Beckman · Ogozalek · Paglione · Londar
Counsellors at Law

Paintworks Corporate Center, 7 Foster Avenue, Suite 201
Gibbsboro, New Jersey 08026

Toll Free: 844.BOP.6200


About 80% of my law practice is devoted to legal representation and/or consulting work on behalf of snow and ice management companies.  Throughout this work, a number of recent trends have developed, resulting in significant discussion with my clients concerning recommended activities.  These areas are discussed below.

Insurance Coverage must include snow clearing services – the cost of insurance coverage for snow clearing operations has significantly increased, and resulted in difficulty for many smaller companies in securing coverage.  I have recently come upon a few snow clearing companies operating without insurance coverage for snow clearing, anticipating any claims will be covered by a general liability policy covering landscaping activity.  Please do not make this error, many general liability policies issued to landscaping companies contain an exclusion for snow clearing operations.  Any claim brought under one of these policies arising from snow clearing activities will likely be denied, and you will find your company without insurance coverage for the claim.  Forgetting the significant potential cost of defending a claim without insurance coverage, you expose the assets of your company, and potentially your personal assets, to a judgment if you do not have appropriate insurance.

Reduce important communications to a writing – snow and ice management companies are relying upon cellphones and text messaging to communicate with clients more than ever.  While the convenience is fantastic and communication often instantaneous, it is sometimes very important to have a record of a discussion.  An example I keep seeing in my law practice is a customer who refuses to allow treatment for a minor snow event, but brings a claim against a snow company when a person later slips and suffers injury on an untreated area.  It is extremely important you document any refusal by your customer to allow treatment.  The documentation can be as simple as a one sentence e-mail or confirming fax to your customer.  In this economic climate with snow budgets reduced, it is not unusual for a customer to refuse treatment, and it is extremely important to make and keep documentation of same.

Understand the service your customer is seeking – it is important you communicate with your customer, and have a clear understanding of the service required by your customer.  Numerous recent lawsuits brought against some of my clients have resulted from a miscommunication concerning the responsibility of my client to clear a certain area of premises, or return for follow up inspection.  I strongly suggest a meeting with your client on the premises in advance of the snow season, to discuss the services required by your client, and to discuss any special characteristics of the premises.  Be sure to document the services you are required to provide, preferably in a contract executed by all parties.  Relying upon an oral agreement is simply silly, not because someone will try to fraudulently change the agreement, but for the very real possibility there will be a honest misunderstanding concerning the agreement.

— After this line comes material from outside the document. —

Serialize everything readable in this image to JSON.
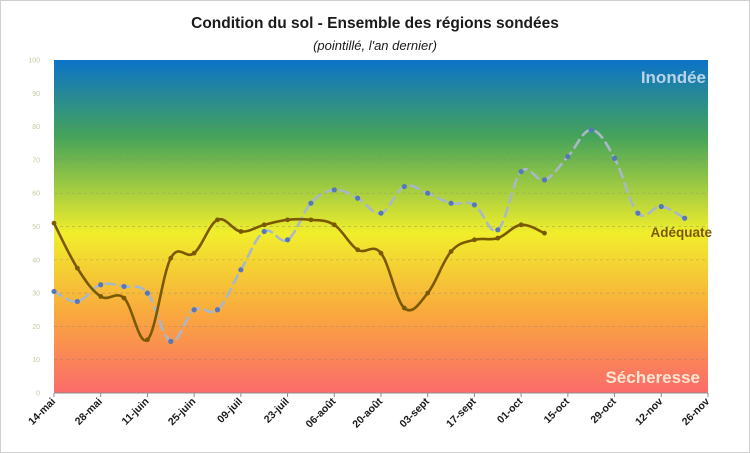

Collecting money from clients who are severely behind in payments can be a tricky issue – some of my clients are experiencing payment issues with long term customers.  There is an effort not to lose a customer, but there is also an effort to be paid for the services my clients are performing. Initially, my clients are usually having account managers contact the customer and present a friendly request for unpaid balances.  After a few unsuccessful requests, I will intervene, sending a polite letter to the customer requesting payment. The second letter from my office usually includes the suggestion of litigation, and at that point, the business relationship between the snow management company and its customer is usually terminated.

Higher only competent vendors – more and more of my larger clients are subcontracting outwork.  It is very important you make sure any subcontractor is qualified.  Do not make the mistake of hiring a subcontractor or vendor without meeting a representative of the company you are hiring, and securing references, and checking with those references.  As the company hiring a subcontractor, you have potential responsibility for the failure of the subcontractor to perform services.  You do not want to find yourself in the position of losing a valuable client because you did not do your homework when hiring a subcontractor.

Be careful with insurance if you are working for a big box store – big box stores are becoming increasingly sophisticated, and demanding a complex set of insurance coverages be supplied by their vendors.  Failing to supply the required coverage can result in significant problems if a legal claim is brought, including suits by the big box store against your company and your insurance company.  A week does not pass that I do not encounter a lawsuit or threat of a lawsuit involving the perceived failure of a snow clearing company to secure proper insurance coverage.  Make sure you have an excellent insurance agent or broker, and make sure this agent or broker is supplying all required insurance coverage.  Importantly, if a contract requires you to name your client as an additional insured on a policy of insurance, make sure your agent or broker supplies a certificate of insurance properly naming your client, and supply a copy of the certificate to your client.  Please do not wait for a claim for property damage or personal injury to be brought before you check to see if you secured the proper insurance coverage.

When working for a condominium association – make sure you have a clear line of communication to whomever controls snow clearing services.  Not surprisingly, as condominium association attempt to control costs and expenses, they are limiting snow clearing and deicing activity.  There are also conflicts among members of the association concerning authorized services, and it is not unusual for a resident to call a snow clearing company directly, asking why services are not performed, without knowing the association has refused or restricted services. Do not allow your company to become caught in the middle of a dispute, and make sure you have a clear understanding of whom is permitted to authorize services within the association.